The Chekist never did come back, and no one gave a damn. The spets ’s family were able to spread out, the boy had a bunk to himself again. It didn’t keep him from staring at me at odd moments, though. I sensed he knew something, but I couldn’t ask. Every hour that passed, every mile we were farther away from that stretch of track, I felt less terrified. And now the familiar stations began to appear. Cherepovets. Babayevo. Tikhvin.
Tikhvin! I dared not get out to walk, in case my one-armed mechanic was at the station. I thought of Avdokia—how I wished she were here. I ached for her gnarled hands, her pity, her love. But I had to go on alone. Could not retreat to the infantilism of bourgeois motherhood. Theotokos, have mercy on us all.
When I went back to the toilet, the children I had seen that night were gone, replaced by new orphans, who stared at me with the same hunger I was used to seeing. The others must have gotten off, deciding to try their luck at other stations.
One more day. My fellow passengers gathered up their bundles, straightened their clothes. I had sewn up my dress with a borrowed needle and thread, fashioning some elegant new buttons out of the hem—cut, rolled, and sewn. Again, the lessons of Ionia had not been lost on me.

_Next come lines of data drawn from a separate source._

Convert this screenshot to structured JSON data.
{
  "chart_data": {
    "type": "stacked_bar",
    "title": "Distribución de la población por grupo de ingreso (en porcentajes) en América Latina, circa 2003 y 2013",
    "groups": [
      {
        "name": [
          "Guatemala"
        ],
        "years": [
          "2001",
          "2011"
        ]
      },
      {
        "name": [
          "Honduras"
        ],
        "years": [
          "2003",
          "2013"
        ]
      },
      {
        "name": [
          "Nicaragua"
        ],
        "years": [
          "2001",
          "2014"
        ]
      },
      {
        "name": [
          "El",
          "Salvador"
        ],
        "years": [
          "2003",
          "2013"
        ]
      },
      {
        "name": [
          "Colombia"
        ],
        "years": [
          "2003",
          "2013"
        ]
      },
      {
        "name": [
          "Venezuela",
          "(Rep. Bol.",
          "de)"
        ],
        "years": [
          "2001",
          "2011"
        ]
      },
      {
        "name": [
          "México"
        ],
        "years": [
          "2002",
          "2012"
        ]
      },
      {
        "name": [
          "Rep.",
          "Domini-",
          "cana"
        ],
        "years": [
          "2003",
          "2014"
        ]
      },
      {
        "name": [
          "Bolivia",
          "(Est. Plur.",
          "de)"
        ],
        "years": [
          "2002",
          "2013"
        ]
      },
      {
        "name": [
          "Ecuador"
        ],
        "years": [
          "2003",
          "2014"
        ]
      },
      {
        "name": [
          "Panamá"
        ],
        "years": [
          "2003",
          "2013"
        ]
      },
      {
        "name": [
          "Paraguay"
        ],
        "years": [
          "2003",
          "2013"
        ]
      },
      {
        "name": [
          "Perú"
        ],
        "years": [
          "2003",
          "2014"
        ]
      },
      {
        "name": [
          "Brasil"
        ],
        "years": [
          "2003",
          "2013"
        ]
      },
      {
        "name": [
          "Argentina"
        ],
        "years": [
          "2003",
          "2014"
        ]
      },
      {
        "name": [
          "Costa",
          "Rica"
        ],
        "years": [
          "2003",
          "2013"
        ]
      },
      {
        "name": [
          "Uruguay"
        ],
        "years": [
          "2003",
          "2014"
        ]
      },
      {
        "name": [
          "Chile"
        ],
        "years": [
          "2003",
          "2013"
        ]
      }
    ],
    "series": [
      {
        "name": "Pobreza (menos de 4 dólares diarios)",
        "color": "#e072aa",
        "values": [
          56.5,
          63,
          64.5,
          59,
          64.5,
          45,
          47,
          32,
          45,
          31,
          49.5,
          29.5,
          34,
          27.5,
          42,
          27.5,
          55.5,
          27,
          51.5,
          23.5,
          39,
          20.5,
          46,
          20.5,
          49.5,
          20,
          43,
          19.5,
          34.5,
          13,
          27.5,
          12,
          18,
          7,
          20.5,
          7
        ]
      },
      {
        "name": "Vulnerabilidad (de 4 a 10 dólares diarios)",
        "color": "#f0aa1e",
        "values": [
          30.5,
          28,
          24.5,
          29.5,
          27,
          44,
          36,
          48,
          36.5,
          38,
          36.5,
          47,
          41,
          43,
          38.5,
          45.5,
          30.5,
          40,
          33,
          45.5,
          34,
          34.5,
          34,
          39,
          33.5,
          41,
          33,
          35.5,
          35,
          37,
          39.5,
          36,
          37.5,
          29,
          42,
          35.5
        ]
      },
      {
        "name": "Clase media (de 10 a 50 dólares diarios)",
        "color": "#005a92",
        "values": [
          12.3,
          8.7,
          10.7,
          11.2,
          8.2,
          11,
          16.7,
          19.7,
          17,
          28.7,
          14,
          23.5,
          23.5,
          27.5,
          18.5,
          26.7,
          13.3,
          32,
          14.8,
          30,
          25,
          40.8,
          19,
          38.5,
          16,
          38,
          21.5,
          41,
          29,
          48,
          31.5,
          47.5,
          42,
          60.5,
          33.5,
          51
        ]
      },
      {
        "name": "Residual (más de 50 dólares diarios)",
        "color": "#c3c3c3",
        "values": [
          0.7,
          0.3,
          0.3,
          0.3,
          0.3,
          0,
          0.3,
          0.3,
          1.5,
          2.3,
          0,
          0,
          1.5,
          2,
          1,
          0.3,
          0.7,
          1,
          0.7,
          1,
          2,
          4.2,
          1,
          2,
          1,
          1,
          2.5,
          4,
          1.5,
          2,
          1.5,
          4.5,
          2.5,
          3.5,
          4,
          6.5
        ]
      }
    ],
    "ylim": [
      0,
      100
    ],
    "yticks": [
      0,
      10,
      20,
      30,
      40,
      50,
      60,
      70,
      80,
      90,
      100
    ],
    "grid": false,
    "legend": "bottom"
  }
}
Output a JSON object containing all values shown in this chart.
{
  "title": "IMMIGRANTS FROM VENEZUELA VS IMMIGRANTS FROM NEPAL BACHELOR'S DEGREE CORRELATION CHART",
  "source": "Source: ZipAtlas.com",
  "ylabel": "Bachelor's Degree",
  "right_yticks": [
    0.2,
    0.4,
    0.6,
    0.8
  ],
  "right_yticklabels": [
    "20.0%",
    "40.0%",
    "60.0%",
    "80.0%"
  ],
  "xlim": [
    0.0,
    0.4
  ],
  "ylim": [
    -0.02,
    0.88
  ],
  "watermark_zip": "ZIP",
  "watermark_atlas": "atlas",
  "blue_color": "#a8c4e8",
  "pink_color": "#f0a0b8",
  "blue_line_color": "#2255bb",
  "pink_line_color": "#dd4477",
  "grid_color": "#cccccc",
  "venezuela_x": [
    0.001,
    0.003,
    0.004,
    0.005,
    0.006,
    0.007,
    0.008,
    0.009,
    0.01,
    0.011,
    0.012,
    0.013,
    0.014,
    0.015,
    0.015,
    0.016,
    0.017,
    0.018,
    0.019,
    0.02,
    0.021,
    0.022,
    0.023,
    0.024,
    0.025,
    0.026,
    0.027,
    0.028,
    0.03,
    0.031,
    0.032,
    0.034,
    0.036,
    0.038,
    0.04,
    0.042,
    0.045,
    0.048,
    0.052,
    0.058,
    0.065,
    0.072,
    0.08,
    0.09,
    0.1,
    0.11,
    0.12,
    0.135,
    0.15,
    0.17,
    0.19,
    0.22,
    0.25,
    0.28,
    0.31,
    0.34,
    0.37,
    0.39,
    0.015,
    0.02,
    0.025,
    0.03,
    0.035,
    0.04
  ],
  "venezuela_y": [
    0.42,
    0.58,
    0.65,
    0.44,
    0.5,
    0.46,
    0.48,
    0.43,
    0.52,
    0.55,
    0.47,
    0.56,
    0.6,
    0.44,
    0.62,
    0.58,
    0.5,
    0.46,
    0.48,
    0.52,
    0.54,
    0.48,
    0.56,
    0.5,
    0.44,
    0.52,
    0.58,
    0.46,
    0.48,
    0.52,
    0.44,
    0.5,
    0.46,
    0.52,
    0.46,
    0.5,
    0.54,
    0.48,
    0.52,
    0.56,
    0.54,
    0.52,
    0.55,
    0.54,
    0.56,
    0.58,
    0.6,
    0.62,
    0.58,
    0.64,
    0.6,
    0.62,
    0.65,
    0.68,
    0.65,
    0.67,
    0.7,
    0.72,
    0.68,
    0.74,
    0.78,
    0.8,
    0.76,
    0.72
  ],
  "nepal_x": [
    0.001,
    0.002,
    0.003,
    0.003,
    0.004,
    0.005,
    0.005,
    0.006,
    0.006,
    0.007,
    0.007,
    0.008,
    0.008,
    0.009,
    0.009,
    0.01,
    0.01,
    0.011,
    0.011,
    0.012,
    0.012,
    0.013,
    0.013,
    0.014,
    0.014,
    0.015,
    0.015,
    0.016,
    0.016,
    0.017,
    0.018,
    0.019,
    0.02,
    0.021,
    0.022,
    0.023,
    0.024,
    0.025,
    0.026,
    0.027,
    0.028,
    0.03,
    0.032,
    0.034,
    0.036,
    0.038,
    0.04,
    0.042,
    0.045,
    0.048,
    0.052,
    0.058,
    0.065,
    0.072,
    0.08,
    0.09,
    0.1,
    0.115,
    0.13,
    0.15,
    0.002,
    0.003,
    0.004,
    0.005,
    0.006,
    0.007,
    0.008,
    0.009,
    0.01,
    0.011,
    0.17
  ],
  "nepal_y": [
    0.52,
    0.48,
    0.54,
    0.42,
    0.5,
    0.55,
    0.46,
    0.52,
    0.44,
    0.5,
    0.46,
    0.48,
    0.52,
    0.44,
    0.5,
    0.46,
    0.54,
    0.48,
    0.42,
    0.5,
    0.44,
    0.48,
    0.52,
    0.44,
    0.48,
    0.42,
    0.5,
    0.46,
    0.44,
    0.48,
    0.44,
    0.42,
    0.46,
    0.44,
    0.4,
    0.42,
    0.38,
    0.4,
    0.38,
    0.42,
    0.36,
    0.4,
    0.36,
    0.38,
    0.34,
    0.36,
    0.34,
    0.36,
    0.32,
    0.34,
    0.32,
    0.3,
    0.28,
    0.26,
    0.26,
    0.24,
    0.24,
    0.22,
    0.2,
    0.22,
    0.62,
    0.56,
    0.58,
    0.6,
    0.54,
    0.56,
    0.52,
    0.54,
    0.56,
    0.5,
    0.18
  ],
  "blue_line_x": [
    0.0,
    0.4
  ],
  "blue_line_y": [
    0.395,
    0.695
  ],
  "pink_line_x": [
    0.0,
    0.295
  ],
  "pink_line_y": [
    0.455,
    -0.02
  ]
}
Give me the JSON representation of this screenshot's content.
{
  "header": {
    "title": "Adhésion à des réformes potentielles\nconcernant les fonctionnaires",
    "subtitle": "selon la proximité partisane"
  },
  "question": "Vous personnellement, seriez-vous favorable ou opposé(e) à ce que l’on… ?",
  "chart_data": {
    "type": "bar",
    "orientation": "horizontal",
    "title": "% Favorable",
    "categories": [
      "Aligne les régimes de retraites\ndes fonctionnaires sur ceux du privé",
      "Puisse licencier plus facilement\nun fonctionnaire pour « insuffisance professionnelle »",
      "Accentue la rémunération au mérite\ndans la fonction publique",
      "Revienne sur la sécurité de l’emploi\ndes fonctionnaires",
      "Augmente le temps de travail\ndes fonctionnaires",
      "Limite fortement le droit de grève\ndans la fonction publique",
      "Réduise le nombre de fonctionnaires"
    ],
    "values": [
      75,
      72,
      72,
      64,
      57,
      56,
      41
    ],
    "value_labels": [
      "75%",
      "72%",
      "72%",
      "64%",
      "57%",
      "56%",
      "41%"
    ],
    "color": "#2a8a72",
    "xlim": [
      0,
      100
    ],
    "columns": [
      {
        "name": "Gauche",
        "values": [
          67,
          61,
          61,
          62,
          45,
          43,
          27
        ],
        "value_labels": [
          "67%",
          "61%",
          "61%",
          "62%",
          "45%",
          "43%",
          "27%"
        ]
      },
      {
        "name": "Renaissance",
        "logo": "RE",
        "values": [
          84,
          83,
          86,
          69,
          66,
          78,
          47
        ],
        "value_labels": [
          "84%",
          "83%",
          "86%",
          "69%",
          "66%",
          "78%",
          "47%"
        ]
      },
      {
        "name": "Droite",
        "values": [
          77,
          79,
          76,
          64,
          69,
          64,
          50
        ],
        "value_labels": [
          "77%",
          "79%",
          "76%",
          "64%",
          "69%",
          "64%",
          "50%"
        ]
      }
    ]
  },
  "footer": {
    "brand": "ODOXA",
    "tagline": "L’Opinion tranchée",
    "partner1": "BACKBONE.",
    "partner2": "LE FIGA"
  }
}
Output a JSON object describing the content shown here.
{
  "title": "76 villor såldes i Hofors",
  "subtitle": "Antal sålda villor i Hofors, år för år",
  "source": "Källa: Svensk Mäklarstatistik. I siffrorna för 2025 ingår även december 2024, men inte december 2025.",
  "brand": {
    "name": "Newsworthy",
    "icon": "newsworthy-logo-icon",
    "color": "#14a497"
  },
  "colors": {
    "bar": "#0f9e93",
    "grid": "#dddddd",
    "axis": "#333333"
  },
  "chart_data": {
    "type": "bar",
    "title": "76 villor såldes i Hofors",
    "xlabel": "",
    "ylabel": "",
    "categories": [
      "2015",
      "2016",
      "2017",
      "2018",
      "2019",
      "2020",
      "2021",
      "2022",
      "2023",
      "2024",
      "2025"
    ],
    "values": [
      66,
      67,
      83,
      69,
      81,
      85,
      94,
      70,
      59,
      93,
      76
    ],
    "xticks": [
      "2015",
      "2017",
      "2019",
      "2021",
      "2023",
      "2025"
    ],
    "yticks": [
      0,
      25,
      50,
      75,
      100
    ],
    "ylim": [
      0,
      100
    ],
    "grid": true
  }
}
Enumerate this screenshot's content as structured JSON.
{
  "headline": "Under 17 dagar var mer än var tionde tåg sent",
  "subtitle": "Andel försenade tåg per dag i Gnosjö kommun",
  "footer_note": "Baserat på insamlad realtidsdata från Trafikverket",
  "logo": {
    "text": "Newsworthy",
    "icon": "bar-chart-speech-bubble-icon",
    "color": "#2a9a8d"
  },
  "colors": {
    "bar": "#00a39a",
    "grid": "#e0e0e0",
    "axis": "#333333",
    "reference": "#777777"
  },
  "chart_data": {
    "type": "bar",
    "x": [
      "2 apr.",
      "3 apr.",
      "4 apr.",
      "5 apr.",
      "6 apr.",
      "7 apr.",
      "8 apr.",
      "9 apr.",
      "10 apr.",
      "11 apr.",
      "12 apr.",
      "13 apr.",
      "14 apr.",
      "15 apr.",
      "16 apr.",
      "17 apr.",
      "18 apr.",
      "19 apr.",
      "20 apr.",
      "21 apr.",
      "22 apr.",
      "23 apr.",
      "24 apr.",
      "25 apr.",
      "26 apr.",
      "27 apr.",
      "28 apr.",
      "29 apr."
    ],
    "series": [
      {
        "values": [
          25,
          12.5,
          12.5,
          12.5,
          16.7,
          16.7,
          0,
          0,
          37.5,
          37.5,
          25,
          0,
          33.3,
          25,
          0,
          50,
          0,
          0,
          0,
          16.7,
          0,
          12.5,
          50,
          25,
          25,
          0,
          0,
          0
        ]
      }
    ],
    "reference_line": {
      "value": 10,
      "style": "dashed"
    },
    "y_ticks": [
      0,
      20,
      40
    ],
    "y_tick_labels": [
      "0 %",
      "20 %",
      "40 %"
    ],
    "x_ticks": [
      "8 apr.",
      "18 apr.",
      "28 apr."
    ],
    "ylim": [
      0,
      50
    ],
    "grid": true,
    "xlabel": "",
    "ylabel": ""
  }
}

As we approached the city—city of my heart, my arteries sluicing under its bridges, Petersburg!—the train slowed to a walking pace, that brutal grinding of metal against ungreased metal. From the window, I could see not only bagmen but ordinary citizens jumping off not in twos or threes but by the scores—falling, rolling, scrambling to their feet and disappearing into the shaggy woods on the outskirts of the city, dragging their bags and suitcases of illegal foodstuffs. Hundreds of people from a single train. Self-provisioning. I had a moment of doubt. If the food situation was so bad… But I had made my decision. I stood, hanging onto the open window, holding Iskra and waiting for the first sign of Petrograd to appear. Yes—there! The Admiralty needle, far off in the distance, just a wink of gold catching the autumn sun, just a stitch between sky and earth. The spets ’s wife and the Eliseev man cried out as well.